Selain bisa pesta makan ikan setiap saat, dengan laut yang indah bisa memberikan kegiatan-kegiatan yang lebih banyak maanfaatnya daripada mudharatnya hehehe… Misalnya bengong menatap sunset sambil berdecak kagum atas keindahan yang diberikan Alloh. Olahraga air seperti renang dan dayun pun jadi aktivitas rutin di pagi hari. Selain itu di Alor terdapat beberapa spot yang bagus untuk diving dan snorkelling seperti Pantai Makassar dan Pulau Keppa. Sayangnya selama disana saya gak kesampaian untuk melakukan olahraga itu karena padatnya acara, kemahalan harganya, sampai pas benar-benar niat mau diving malah gak diladeni petugas karena bule-bule oztrali sedang berkunjung ke Alor dalam rangka Sail Indonesia 2007.
Kurangnya Kreatifitas
Kira-kira seminggu sebelum meninggalkan Alor untuk melanjutkan perjalanan ke Kupang, di Alor terdapat hajatan besar untuk menyambut tamu-tamu dari Oz itu dengan tajuk Alor Expo. Sempat ragu karena daerah kecil itu apa bisa membuat hajatan besar selevel internasional? Ternyata yah memang sedikit dipaksakan.
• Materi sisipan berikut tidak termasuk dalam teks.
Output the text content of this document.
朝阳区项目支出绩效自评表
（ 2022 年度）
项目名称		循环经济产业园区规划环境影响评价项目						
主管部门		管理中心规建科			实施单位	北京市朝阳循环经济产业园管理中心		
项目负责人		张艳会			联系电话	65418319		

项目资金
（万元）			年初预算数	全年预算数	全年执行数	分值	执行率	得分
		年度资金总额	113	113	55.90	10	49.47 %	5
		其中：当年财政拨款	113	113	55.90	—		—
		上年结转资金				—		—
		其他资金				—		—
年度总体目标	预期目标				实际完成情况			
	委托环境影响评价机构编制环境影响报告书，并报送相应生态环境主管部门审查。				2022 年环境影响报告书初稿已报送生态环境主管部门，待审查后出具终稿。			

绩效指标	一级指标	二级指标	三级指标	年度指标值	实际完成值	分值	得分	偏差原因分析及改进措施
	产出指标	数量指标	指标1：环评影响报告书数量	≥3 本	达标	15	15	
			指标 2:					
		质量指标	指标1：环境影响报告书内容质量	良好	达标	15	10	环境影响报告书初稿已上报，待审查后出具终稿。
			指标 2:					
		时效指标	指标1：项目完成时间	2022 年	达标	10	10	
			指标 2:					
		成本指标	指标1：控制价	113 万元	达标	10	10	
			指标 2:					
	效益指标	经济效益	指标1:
Menginjakkan kaki di Kalabahi melalui pelabuhannya mungkin sudah sedikit terjawab. Dermaga yang kecil, kurang fasilitas dan sedikit kumuh jadi ucapan selamat datang buat bule2 Oz. Rangkaian acara Alor Expo yang menampilkan kreatifitas warga juga maksa banget. Tahun ini Alor Expo mengambil tema tentang bambu. Bambu dengan kualitas baik ternyata tidak mudah dijumpai di semua penjuru Alor. Hanya kecamatan Alor Selatan saja yang melimpah akan bambu. Nah tiap kecamatan dipaksa untuk menampilkan kreatifitasnya dari bambu untuk di pamerkan di stan per kecamatan, selain kreatifitas atau hasil unggulan kecamatan seperti kain tenun atau makanan olahan. Bayangkan saja frame poto tidak layak jual yang terbuat dari bambu furnish seadanya dijual setara dengan sebuah selendang tenun dengan kualitas “bagus banget” yaitu 100rb aja!
Kurangnya pengetahuan kerajianan tangan. Kurangnya pembinaan masyarakat. Begitulah mungkin penyebabnya. Dan ternyata di kabupaten ini tidak terdapat gallery atau koperasi pengrajin. Dulu setelah gempa 2004 di Alor, Ibu Any Yudhoyono pernah merintis sebuah koperasi pengrajin kain tenun. Tetapi saat ini tidak berkembang. Entah mengapa. Padahal kualitas tenun sudah cukup baik.
Sosial dan Budaya
Orang Alor semuanya baik-baik meskipun bertampang sangar-sangar, gak cewek maupun cowok. Murah senyum dan polos! Dominasi penduduk beragama Kristen. Katholik dan Islam merupakan agama kedua terbanyak yang dianut di Alor. Tetapi hidup meskipun berbeda agama dapat hidup berdampingan dengan rukun. Bisa demikian karena mereka menganggap satu rumpun. Apalagi pada saat jaman PKI, orang Alor banyak yang belum beragama, dan karena takutnya operasi PKI, maka banyak yang memilih agama masing-masing. Ada yang memilih Kristen, Khatolik dan Islam. Satu keluarga bisa berbeda-beda keyakinan. Tetapi hebatnya sekali lagi hidup dengan rukun, berbeda dengan daerah-daerah lainnya di NTT yang terkadang rusuh karena dipucu oleh masalah agama.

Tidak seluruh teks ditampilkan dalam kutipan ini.